Normally, that information combined with the late-stage research that CorMedix is conducting under the SPA would be enough to deem it a value proposition with its paltry market cap of $16 million. The Company could be filing for an NDA and, upon approval, be commercialized in the multi-billion dollar industry in 2013. In the terms of biotech investing, that’s a blink of an eye.

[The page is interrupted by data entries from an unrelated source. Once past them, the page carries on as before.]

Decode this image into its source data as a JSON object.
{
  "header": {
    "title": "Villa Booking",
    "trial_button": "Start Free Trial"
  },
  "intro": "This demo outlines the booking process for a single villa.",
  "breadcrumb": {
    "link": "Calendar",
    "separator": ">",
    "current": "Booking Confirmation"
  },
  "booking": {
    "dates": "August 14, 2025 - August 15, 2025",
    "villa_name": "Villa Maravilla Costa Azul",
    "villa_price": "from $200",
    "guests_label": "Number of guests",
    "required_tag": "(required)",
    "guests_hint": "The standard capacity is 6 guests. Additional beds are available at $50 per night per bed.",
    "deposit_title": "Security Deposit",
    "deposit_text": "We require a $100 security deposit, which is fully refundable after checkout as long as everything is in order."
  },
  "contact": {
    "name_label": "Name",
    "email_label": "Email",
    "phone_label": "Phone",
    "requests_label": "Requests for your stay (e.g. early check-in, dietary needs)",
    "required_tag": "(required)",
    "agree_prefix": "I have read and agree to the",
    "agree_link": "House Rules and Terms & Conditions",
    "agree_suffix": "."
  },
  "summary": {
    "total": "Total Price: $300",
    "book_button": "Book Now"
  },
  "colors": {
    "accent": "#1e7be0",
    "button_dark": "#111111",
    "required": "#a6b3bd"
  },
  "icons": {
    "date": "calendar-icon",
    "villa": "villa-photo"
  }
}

What gives CorMedix even more luster, however, is the fact that it could be generating revenue even before Deferiprone hits desks as a NDA at the FDA through another drug in its pipeline, Neutrolin®. Following their business strategies of attacking cardiorenal diseases, Neutrolin® (CRMD003) is proposed as a catheter lock solution for the prevention of catheter related bloodstream infections and maintenance of catheter patency in tunneled, cuffed, central venous catheters used for vascular access in hemodialysis patients. CorMedix has slated clinical studies for Neutrolin® in the second half of 2011 and has filed a Request For Designation with the FDA. Moreover, CorMedix expects to complete its initial submission of the Neutrolin Design Dossier to the European notified body by the end of the second quarter 2011 and anticipates a European launch in the first half of 2012, pending CE mark approval. CorMedix is actively pursuing European partnerships to maximize revenue potential in the near term.
Given the uniqueness and latter stages of the CorMedix pipeline, it is a bit of a quandary as to the low price of the stock presently. The lower volume can certainly be explained by the fact that there are only 10 million shares of CRMD available for free trading, a double-edged sword for true traders as shares can move quickly on very little pressure, but slowly until that pressure arrives. When it comes to companies in Phase III clinical trials that are targeting an area of great unmet need, conducting the trials under a SPA, and have more in the control that could produce a strong, international cash flow, one would be hard-pressed to find many companies the caliber of CorMedix. This all goes without mentioning that, unlike so many biotechs, CorMedix has cash on hand to the tune of over $6 million in the bank presently.